Copa Além da Copa 5 de outubro de 2020

Em março de 2019, a poucos meses da Copa do Mundo na França, a seleção feminina de futebol dos Estados Unidos entrou com um processo judicial contra a federação do país, a US Soccer. A equipe alegava que havia uma “discriminação de gênero institucionalizada” na entidade, que, entre outros problemas, destinava muito menos dinheiro a elas do que à seleção masculina.

A linguagem do processo era bastante direta: “isso acontece mesmo com a performance delas sendo superior à dos jogadores homens – com as mulheres, diferentemente deles, tornando-se campeãs mundiais”.

Até por isso, o processo foi muito midiático: a seleção feminina dos EUA vinha de um título mundial no Canadá, em 2015. Já a masculina não tinha sequer se classificado para a Copa do Mundo mais recente, em 2018, na Rússia, tendo perdido uma vaga quase certa para o modesto time do Panamá.

Este texto é um complemento ao episódio de outubro do podcast Copa Além da Copa, que fala sobre atletas pioneiros em causas políticas e sociais.
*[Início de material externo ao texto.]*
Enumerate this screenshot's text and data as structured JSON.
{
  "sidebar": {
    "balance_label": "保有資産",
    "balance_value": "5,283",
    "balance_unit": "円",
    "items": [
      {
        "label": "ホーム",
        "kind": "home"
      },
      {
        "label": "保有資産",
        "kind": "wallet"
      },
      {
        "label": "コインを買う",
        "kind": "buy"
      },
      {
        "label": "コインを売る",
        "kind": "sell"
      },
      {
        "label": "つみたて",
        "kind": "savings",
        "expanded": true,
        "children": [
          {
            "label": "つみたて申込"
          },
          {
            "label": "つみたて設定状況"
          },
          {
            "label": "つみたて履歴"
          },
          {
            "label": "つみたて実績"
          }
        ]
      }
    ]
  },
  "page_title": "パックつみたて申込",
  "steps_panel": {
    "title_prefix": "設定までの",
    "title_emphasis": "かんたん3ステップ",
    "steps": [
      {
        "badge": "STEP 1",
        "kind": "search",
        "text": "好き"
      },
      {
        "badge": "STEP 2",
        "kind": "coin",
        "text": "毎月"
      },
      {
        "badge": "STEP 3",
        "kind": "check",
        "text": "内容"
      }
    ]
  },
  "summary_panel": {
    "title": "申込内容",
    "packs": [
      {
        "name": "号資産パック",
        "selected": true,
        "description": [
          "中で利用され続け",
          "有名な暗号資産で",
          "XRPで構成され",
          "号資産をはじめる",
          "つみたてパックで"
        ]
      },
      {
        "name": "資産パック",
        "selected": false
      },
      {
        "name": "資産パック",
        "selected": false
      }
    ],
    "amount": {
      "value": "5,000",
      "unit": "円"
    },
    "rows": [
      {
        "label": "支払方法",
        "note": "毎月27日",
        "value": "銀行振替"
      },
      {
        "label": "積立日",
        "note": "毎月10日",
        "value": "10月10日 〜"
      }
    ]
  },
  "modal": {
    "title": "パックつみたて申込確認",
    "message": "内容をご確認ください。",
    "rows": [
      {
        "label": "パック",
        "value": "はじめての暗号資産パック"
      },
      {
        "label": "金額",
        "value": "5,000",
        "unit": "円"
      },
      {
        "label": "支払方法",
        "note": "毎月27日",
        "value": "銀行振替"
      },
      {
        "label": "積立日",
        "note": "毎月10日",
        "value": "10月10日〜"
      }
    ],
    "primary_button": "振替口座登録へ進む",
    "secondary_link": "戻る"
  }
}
Você pode ouvi-lo clicando aqui (ou ouça abaixo).

O que está por trás do processo

Ao redor do planeta, o futebol feminino tem gradualmente crescido em popularidade e relevância. Nos EUA, onde é uma modalidade mais comumente praticada por mulheres do que por homens, um grande impulso veio após a conquista de 2015.

Por duas razões: a seleção estava jogando do lado de casa, no Canadá, e a transmissão televisiva bateu recordes no país, com cerca de 25 milhões de espectadores tendo visto a final, uma acachapante vitória sobre o Japão, então defensor do título. Essa, aliás, foi a maior audiência que um jogo de futebol teve na história dos Estados Unidos.

A conquista foi tão amplamente reconhecida que, pela primeira vez, uma equipe feminina ganhou um desfile de campeã em Nova York. As atletas ainda foram recebidas e homenageadas na Casa Branca, pelo então presidente Barack Obama.

No momento em que esse texto está sendo escrito, ainda não há uma resolução do processo na Justiça americana, mas alguns acontecimentos importantes já ocorreram. Por exemplo, o presidente da federação de futebol dos EUA, Carlos Cordeiro, foi obrigado a renunciar ao cargo depois que veio à tona a forma com que a entidade estava se defendendo das acusações.

Sob o comando de Cordeiro, a US Soccer alegava na Justiça que as mulheres tinham “menos habilidade física e menos responsabilidades” que os homens, o que justificaria receberem menos. Assim que essa informação vazou, em março de 2020, patrocinadores de peso da seleção, como a Coca-Cola e Volkswagen, repudiaram o argumento. O presidente teve de deixar o cargo para que as marcas não se afastassem da federação.

Irritadas com a estratégia judicial utilizada pela US Soccer, as jogadoras chegaram a ir a campo com suas camisas vestidas pelo avesso. Dessa forma, o símbolo da federação não aparecia – mas as quatro estrelas, representando quatro conquistas de Copa do Mundo, sim. Vamos nos aprofundar na mais recente dessas conquistas, em 2019.

Uma seleção engajada

A ação judicial contra a própria federação era, na verdade, apenas mais um passo para uma seleção que estava acostumada a se posicionar em assuntos políticos e sociais. Ainda em março de 2019, a lateral-direito Ali Krieger e a goleira Ashlyn Harris anunciaram que estavam noivas, e que o casamento ocorreria após a Copa do Mundo.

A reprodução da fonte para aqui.